Though difficult at times, I’ve found that these conversations always change the classroom dynamic in a positive way. Students begin to work through their own agency as historical thinkers and intellectuals and not simply passive recipients of the facts of the past. The power of historical thinking—about process and change over time—becomes more tangible to them, and no longer is history simply about memorizing names and dates (as it often was for them in high school). Students begin to think more deeply about what they’ve inherited from the past, but also begin to realize that the line between then and now is not as arrow-straight as they once thought.

One of the most powerful experiences teaching about slavery came just recently, when I brought my first-year class to the Maryland Historical Society in downtown Baltimore. Although some of my students were from the city, none had ever visited the archives nor walked around the surrounding neighborhood. Thankfully our Velveeta-yellow bus arrived early, and I had the chance to walk them a few blocks away to the swanky block of Mount Vernon Place.

Roger B. Taney statue in Mount Vernon Place from Baltimore, Maryland

“Roger B. Taney statue, Mount Vernon Place, Baltimore, MD,” Sculptor by William Henry Rinehart, July 2008.; Courtesy of Wikimedia Commons.

The center of the neighborhood is marked by the original Washington Monument, which towers over neighboring greenspaces speckled with nineteenth-century sculptures. One of these statues is an 1887 sculpture of Roger Taney, who sits in his courtly robe with a bound copy of the Constitution standing under his left palm. As we huddled around the statue that cool, breezy morning, I asked my students if anyone knew who he was.
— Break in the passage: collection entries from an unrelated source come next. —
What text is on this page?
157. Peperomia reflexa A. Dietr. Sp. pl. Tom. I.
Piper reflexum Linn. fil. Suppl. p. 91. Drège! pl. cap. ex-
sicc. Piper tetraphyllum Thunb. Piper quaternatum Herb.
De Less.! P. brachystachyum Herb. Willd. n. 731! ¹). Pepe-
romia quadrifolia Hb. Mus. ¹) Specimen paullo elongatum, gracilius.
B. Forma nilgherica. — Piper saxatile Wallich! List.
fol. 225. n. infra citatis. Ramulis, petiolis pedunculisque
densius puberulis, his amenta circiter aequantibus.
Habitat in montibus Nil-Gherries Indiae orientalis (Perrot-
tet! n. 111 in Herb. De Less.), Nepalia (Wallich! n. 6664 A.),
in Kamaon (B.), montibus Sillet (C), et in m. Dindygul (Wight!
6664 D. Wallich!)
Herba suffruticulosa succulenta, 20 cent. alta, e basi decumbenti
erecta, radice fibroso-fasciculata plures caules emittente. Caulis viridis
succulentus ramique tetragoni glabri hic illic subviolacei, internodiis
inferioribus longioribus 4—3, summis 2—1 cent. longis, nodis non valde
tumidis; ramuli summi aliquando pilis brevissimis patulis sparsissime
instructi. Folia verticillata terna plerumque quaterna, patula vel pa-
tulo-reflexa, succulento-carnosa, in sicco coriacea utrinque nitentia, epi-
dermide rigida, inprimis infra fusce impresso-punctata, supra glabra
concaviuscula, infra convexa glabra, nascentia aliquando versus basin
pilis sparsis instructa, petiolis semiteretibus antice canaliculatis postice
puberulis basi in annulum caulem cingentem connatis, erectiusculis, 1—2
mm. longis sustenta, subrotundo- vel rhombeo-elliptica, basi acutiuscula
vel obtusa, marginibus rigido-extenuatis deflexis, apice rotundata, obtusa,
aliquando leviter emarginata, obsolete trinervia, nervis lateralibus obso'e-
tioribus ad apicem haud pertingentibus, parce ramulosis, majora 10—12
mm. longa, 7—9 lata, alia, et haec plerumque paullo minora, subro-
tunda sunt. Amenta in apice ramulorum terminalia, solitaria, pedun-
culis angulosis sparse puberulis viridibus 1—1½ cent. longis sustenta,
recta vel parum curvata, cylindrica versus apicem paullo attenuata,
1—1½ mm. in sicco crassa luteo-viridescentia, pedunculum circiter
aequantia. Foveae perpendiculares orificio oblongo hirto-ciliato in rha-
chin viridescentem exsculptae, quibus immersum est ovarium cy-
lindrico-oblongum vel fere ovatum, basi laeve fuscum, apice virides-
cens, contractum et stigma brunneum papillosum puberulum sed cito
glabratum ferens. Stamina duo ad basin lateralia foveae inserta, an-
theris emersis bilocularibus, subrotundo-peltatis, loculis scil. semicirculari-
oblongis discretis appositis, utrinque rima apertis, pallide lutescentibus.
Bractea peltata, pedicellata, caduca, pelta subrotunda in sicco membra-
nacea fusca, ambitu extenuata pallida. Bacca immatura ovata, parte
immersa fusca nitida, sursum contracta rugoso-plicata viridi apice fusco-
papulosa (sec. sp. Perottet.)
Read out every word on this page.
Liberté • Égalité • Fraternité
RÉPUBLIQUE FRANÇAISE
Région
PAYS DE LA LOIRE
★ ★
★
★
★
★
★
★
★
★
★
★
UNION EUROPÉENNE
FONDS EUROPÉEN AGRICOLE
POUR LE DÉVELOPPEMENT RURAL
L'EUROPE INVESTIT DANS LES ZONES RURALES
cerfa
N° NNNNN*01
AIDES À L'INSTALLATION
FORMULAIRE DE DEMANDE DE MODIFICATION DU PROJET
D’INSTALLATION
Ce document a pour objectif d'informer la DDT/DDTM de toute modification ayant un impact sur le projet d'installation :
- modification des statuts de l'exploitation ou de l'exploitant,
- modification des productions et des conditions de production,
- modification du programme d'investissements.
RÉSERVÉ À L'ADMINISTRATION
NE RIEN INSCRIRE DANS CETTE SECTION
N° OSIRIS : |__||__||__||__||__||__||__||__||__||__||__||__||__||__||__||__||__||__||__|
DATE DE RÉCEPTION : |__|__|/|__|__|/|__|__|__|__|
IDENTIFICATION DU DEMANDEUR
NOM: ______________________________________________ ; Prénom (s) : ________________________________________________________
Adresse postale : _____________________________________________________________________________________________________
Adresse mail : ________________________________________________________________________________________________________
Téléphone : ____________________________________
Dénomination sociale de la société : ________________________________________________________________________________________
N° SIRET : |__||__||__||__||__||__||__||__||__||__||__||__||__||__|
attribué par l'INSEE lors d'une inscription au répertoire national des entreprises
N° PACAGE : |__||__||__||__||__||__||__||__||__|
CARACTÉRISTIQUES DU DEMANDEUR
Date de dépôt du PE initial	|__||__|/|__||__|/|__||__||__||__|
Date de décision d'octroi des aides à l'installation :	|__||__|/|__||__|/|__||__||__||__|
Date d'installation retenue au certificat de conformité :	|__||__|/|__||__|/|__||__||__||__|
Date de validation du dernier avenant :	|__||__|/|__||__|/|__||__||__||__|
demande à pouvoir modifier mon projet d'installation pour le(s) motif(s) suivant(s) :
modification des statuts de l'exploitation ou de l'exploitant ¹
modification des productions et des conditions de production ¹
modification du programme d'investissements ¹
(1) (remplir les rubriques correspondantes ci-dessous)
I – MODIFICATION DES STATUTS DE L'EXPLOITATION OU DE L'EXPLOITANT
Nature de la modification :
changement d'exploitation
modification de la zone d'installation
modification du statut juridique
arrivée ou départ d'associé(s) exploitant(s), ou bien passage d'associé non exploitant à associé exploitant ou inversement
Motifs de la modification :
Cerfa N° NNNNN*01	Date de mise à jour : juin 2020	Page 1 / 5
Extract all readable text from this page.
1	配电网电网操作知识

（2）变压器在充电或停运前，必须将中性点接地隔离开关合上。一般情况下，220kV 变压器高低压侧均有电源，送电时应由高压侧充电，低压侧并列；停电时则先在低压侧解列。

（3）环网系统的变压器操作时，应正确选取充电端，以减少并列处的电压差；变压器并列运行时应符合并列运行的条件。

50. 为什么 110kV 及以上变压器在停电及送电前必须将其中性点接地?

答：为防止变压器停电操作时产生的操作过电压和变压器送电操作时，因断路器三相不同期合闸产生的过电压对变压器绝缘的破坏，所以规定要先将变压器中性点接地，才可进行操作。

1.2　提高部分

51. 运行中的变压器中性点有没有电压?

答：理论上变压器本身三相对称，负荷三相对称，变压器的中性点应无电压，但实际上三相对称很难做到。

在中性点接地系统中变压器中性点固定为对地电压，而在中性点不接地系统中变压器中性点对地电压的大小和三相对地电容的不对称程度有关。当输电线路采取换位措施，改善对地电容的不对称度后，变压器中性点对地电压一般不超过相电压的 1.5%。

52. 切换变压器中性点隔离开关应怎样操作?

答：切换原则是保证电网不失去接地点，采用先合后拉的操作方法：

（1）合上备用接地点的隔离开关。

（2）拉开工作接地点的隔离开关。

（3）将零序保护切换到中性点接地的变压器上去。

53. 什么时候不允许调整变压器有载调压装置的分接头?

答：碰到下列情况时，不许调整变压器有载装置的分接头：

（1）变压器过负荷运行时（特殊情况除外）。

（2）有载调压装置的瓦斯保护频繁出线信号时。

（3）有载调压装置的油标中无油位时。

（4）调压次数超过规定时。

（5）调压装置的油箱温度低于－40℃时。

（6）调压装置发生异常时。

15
No one knew, so I explained his place on the Supreme Court, his family ties to plantation slavery in Maryland, and his famous decision that went out of its way to argue that people of “the African race” were not citizens of the United States. We also talked about why it might have been put there in 1887 and briefly about the end of Reconstruction and the rise of Jim Crow. The materiality of the sculpture in the heart of this pricey neighborhood made the historical trajectory of white supremacy in Baltimore more present than anything I could have done in the classroom. The moment was electric. “Damn, Dator, can we take it down?” one of the students yelled out. We talked about this debate, and I suggested that instead the city should place a taller figure of a steely-eyed Frederick Douglas standing over Taney, starring down at him with the planter’s son in his shadow. “But I’m not sure,” I said.

As we walked back, I wondered if the city would ever have the courage of my students to honestly confront its past. But when the doors of the archive opened, they were certainly eager and ready. I can’t forget that moment, either.


Endnotes

[i] Peter Novick, That Noble Dream: The “Objectivity Question” and the American Historical Profession (Cambridge, UK, 1988); “half-hesitant sort of way,” W. E. B. Du Bois, “Strivings of the Negro People,” Atlantic Monthly (Aug. 1897).

17 July 2017

About the Author

James F. Dator is Assistant Professor of History at Goucher College.